June’s designation as Pride Month honors the June 1969 Stonewall Uprising, when patrons of the Stonewall Inn, a popular gay bar in New York City’s West Village, fought back against a police raid. There can be no minimizing Stonewall: The protests gave rise to the LGTBQ civil rights movement. But Stonewall can also overshadow other events that bear remembering this month. The Everard fire is among them.
“Every social movement in American history has a body count,” wrote Robert W. Fieseler in Tinderbox: The Untold Story of the Up Stairs Lounge Fire and the Rise of Gay Liberation, his 2018 book about the 1973 fire at a New Orleans gay bar that killed 32. “It is routinely through death that we reckon with violations of our basic liberties.”
The Everard didn’t start out as a gay establishment. The building opened as a church in 1860 and was used as a music and exhibition hall before beer baron James Everard converted the premises into a Turkish bath in 1888. At the time, no laws required bathtubs in New York City housing, so public bathhouses were a common destination for washing and socializing.

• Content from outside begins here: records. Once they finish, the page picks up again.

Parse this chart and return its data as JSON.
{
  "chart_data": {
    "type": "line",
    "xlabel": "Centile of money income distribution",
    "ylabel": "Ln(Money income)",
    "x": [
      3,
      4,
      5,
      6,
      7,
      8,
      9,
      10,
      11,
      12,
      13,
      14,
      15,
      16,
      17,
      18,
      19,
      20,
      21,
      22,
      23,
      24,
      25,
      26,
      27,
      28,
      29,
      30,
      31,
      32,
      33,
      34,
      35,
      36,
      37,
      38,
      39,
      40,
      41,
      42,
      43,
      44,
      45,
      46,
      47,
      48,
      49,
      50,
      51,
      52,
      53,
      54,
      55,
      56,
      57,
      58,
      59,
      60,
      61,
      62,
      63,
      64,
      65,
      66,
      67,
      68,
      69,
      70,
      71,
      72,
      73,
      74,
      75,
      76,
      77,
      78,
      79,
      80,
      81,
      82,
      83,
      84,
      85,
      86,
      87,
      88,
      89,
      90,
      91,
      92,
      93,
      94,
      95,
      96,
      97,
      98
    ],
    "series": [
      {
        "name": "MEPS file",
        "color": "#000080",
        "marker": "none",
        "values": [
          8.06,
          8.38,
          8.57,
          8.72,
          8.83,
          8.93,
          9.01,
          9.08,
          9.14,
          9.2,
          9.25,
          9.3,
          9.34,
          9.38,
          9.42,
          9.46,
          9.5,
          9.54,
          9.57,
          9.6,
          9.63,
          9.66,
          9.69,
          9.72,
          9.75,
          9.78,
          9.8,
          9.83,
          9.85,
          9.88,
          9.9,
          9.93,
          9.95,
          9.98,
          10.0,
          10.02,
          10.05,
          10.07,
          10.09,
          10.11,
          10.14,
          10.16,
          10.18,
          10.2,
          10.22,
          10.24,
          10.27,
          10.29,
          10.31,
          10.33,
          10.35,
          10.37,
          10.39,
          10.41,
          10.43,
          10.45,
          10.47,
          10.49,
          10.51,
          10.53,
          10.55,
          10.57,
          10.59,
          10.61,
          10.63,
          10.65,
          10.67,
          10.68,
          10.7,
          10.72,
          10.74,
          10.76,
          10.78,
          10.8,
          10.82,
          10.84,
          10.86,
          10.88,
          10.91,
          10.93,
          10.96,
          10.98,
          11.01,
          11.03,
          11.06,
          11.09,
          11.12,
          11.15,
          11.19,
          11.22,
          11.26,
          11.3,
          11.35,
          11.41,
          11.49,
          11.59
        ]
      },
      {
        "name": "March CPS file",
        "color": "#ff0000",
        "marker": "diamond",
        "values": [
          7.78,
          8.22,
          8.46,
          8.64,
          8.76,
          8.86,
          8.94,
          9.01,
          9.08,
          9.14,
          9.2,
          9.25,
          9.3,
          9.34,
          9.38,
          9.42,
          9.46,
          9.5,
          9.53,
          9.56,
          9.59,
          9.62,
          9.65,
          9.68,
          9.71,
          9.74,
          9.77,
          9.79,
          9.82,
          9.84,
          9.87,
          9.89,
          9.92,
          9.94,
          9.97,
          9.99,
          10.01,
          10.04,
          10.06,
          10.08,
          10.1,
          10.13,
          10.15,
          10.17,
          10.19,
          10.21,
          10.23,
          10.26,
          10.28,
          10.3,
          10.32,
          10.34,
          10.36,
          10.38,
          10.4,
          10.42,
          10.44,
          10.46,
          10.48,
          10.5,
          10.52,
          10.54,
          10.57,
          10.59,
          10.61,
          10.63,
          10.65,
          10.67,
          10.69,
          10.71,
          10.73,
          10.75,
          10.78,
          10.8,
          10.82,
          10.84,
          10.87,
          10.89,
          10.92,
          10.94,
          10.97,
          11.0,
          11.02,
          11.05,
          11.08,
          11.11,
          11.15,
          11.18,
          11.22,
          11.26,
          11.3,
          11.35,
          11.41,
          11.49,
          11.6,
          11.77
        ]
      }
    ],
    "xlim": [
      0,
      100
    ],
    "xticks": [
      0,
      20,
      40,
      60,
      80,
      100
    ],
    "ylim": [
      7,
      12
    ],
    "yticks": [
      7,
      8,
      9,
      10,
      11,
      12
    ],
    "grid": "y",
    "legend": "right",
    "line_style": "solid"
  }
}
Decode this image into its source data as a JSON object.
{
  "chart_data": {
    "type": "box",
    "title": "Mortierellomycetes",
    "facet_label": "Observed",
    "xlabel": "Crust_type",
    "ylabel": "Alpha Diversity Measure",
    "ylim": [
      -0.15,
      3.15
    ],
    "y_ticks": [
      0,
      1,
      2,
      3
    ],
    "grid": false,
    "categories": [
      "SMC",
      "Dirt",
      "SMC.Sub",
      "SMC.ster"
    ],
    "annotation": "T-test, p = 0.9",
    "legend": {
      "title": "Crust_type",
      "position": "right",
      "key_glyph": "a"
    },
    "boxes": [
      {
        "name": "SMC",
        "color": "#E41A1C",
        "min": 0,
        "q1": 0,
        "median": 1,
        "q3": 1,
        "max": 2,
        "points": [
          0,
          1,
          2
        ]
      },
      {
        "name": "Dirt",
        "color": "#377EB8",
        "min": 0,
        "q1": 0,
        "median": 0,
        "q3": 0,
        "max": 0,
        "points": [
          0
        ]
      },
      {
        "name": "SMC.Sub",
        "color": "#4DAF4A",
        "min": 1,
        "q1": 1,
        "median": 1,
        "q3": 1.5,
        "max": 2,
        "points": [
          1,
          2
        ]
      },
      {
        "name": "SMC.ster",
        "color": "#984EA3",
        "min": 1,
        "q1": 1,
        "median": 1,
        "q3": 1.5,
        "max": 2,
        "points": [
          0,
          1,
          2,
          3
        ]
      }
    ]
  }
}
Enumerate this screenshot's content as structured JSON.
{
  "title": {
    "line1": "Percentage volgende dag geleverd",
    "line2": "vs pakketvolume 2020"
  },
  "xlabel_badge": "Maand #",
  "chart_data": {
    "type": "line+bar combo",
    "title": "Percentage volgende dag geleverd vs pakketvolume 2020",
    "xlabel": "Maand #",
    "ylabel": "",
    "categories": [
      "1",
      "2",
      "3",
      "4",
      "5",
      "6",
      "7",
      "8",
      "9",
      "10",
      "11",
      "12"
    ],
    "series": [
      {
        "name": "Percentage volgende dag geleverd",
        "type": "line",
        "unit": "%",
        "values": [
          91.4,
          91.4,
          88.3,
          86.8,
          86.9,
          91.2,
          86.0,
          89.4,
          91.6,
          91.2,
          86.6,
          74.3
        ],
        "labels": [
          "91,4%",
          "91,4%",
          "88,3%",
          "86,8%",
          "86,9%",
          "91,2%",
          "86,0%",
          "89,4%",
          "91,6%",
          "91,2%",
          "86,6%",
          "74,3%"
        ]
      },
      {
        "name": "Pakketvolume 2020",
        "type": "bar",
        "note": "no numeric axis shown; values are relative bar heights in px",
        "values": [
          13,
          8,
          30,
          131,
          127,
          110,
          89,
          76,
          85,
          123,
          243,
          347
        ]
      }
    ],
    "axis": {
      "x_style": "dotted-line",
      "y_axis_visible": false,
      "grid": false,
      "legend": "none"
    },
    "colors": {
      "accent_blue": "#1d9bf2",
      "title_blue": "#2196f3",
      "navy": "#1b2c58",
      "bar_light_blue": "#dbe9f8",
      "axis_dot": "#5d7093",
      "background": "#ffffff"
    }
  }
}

Some, like the Everard, were surprisingly opulent. An 1892 advertisement depicted mosaic floors and wainscoting of Italian marble. Spigots shaped like dolphin heads spewed water into the pool. Above the front doors, a transom of stained glass bore an “E.B.” monogram in intertwined script.
As public bathing fell out of fashion in the early 20th century, the Everard started attracting a new audience: gay men, who frequented the bathhouse as early as World War I. By the 1930s, the Everard had become a sanctuary for gay New Yorkers—one that earned the venue the moniker “Ever-hard.” In the ensuing decades, prominent visitors included Truman Capote, Rudolf Nureyev and Gore Vidal, who in 1950 wrote a paperback novel under the pen name Katherine Everard. Insiders got the joke.